CRIS stands for Comparative Ratings Index for Sovereigns, which has been developed by the Ministry of Finance, GoI. It was unveiled in Feb 2012.
This index provides a comparison of sovereign ratings. The index is based on the ratings data of the global agency Moody's, and the GDP data of 101 nations given by the IMF.
The need for such a comparative index rose because major credit ratings agencies provide the sovereign credit rating of each nation as an absolute grade (A+, AA, B- etc.). How other nations fare does not matter in particular nation's scoring. But this comparison is important because for example: If nation A’s absolute rating is unchanged, but all other nations find their ratings rise, then nation A's comparative rating would go down; and an investor may well have reason to consider pulling some of her investment out of that nation.

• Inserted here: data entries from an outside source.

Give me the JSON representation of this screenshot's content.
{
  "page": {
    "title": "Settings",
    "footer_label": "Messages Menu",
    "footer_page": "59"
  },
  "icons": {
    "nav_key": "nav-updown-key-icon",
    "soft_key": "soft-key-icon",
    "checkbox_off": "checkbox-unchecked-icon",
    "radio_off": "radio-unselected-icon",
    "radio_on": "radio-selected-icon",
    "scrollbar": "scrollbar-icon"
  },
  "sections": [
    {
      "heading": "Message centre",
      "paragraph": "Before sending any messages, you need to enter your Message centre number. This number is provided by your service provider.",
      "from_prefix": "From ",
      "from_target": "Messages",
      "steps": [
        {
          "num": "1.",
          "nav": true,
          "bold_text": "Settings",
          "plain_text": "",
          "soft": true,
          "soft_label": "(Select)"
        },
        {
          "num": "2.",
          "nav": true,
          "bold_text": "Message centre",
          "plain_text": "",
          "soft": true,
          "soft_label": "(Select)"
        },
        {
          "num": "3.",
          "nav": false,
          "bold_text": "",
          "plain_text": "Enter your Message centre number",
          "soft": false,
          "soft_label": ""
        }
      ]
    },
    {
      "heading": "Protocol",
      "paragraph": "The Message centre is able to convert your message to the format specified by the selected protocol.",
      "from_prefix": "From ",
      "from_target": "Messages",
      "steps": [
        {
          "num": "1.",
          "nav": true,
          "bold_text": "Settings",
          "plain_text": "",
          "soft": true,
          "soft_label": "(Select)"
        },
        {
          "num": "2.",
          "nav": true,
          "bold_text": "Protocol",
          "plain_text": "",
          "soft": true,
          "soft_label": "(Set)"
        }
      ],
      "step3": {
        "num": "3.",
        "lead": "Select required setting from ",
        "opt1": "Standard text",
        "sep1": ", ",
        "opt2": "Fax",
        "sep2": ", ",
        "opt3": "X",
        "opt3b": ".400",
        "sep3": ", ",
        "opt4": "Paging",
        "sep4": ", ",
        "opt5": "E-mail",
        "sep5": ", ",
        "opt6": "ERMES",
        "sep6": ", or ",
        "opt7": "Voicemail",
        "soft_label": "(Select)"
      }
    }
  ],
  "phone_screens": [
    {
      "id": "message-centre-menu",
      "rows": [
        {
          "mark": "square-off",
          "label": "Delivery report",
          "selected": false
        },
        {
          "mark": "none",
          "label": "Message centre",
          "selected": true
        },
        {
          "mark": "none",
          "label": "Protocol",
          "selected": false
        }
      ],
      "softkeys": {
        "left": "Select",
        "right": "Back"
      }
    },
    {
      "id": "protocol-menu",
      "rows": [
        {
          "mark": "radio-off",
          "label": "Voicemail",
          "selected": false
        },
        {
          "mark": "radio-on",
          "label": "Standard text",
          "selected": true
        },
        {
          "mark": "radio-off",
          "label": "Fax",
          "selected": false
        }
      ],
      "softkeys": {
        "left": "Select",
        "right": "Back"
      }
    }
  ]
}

In CRIS, India's score has risen from 66.47 in 2007 to 69.83 in 2011. In other words India has become a better investment destination by 5.06%. Also India's rank moved up from 61st position in 2007 to 55th in 2011. The improved score is partly due to the decline in scores of some European nations.
As per CRIS, Paraguay, Indonesia and Peru were the countries that posted the maximum increase in their ratings between 2007 and 2011 while Portugal, Ireland and Pakistan witnessed the biggest fall in the index.